Am 23.07.2010 11:16, schrieb Hrvoje Niksic:
On 07/22/2010 01:34 PM, Georg Brandl wrote:
Timings (seconds to run the test suite):
re 26.689 26.015 26.008 regex 26.066 25.797 25.865
So, I thought there wasn't a difference in performance for this use case (which is compiling a lot of regexes and matching most of them only a few times in comparison). However, I found that looking at the regex caching is very important in this case: re._MAXCACHE is by default set to 100, and regex._MAXCACHE to 1024. When I set re._MAXCACHE to 1024 before running the test suite, I get times around 18 (!) seconds for re.
This seems to point to re being significantly *faster* than regexp, even in matching, and as such may be something the author would want to look into.
Nick writes:
That still fits with the compile/match performance trade-off changes between re and regex though.
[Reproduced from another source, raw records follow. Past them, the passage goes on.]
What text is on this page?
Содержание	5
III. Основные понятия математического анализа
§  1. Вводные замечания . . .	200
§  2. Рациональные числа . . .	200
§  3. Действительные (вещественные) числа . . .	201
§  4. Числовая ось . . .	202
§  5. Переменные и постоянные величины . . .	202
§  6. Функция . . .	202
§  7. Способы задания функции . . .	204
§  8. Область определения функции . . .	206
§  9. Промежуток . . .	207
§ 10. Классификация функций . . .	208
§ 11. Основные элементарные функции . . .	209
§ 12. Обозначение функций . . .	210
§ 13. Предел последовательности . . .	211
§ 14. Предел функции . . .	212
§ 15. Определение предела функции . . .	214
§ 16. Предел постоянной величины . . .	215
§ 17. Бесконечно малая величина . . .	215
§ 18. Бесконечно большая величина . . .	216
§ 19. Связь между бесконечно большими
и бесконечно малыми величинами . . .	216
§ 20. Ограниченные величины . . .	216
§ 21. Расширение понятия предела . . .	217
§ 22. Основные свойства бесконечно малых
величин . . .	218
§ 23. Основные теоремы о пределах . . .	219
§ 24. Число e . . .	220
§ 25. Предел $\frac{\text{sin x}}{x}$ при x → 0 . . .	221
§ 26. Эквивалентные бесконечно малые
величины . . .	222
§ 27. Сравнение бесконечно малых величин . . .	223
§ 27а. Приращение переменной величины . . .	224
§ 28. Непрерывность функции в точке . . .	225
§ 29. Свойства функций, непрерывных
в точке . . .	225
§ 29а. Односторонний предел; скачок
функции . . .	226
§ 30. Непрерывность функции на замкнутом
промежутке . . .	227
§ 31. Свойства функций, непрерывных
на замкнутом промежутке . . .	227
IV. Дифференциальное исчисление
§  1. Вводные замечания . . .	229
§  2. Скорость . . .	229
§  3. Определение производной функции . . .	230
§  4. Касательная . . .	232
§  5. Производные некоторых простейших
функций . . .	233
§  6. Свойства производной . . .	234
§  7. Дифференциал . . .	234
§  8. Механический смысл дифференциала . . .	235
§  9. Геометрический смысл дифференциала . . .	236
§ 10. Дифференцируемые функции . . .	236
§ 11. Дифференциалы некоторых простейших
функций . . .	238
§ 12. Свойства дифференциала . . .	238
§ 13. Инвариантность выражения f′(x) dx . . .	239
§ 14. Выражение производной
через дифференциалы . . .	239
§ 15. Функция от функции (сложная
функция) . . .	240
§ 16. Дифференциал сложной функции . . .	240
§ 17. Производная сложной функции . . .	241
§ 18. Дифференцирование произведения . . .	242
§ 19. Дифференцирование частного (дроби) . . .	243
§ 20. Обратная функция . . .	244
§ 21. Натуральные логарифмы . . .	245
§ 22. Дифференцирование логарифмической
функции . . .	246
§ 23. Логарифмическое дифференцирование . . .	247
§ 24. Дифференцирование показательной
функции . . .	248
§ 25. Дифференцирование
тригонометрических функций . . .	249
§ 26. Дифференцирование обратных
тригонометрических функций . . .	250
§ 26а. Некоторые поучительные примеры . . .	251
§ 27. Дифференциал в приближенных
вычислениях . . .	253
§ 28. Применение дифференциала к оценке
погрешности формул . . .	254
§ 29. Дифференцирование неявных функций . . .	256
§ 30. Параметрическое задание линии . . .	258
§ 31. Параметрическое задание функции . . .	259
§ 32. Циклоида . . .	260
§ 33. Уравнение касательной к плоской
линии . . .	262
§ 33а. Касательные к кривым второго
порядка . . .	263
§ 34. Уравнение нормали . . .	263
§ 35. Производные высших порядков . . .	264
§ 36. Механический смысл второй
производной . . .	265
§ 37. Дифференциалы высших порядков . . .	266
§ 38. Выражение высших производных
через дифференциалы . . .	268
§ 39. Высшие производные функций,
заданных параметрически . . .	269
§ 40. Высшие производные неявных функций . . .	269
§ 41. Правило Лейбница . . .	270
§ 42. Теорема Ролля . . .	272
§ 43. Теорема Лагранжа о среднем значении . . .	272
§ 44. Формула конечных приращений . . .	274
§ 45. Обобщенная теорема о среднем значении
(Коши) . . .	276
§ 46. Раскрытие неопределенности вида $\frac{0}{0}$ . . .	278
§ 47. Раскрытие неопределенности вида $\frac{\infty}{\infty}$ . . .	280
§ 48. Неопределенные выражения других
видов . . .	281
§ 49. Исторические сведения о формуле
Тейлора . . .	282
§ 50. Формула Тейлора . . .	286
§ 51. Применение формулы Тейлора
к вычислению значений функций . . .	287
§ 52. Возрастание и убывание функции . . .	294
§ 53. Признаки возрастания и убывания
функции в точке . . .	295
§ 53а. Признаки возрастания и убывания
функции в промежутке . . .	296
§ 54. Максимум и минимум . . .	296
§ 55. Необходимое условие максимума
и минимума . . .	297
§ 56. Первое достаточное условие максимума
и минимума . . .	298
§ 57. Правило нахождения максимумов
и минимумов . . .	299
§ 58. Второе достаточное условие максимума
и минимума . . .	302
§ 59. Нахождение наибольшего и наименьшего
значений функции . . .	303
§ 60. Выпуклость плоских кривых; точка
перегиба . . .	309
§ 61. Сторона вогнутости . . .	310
The performance trade-off should make regex slower with sufficiently small compiled regex cache, when a lot of time is wasted on compilation. But as the cache gets larger (and, for fairness, of the same size in both implementations), regex should outperform re. Georg, would you care to measure if there is a difference in performance with an even larger cache?
I did measure that, and there are no significant differences in timing. I also did the check the other way around, and restricting regex._MAXCACHE to 100 I got from 26 seconds to 42 seconds. (Nick, is that enough data to calculate A and B now? ;) Georg -- Thus spake the Lord: Thou shalt indent with four spaces. No more, no less. Four shall be the number of spaces thou shalt indent, and the number of thy indenting shall be four. Eight shalt thou not indent, nor either indent thou two, excepting that thou then proceed to four. Tabs are right out.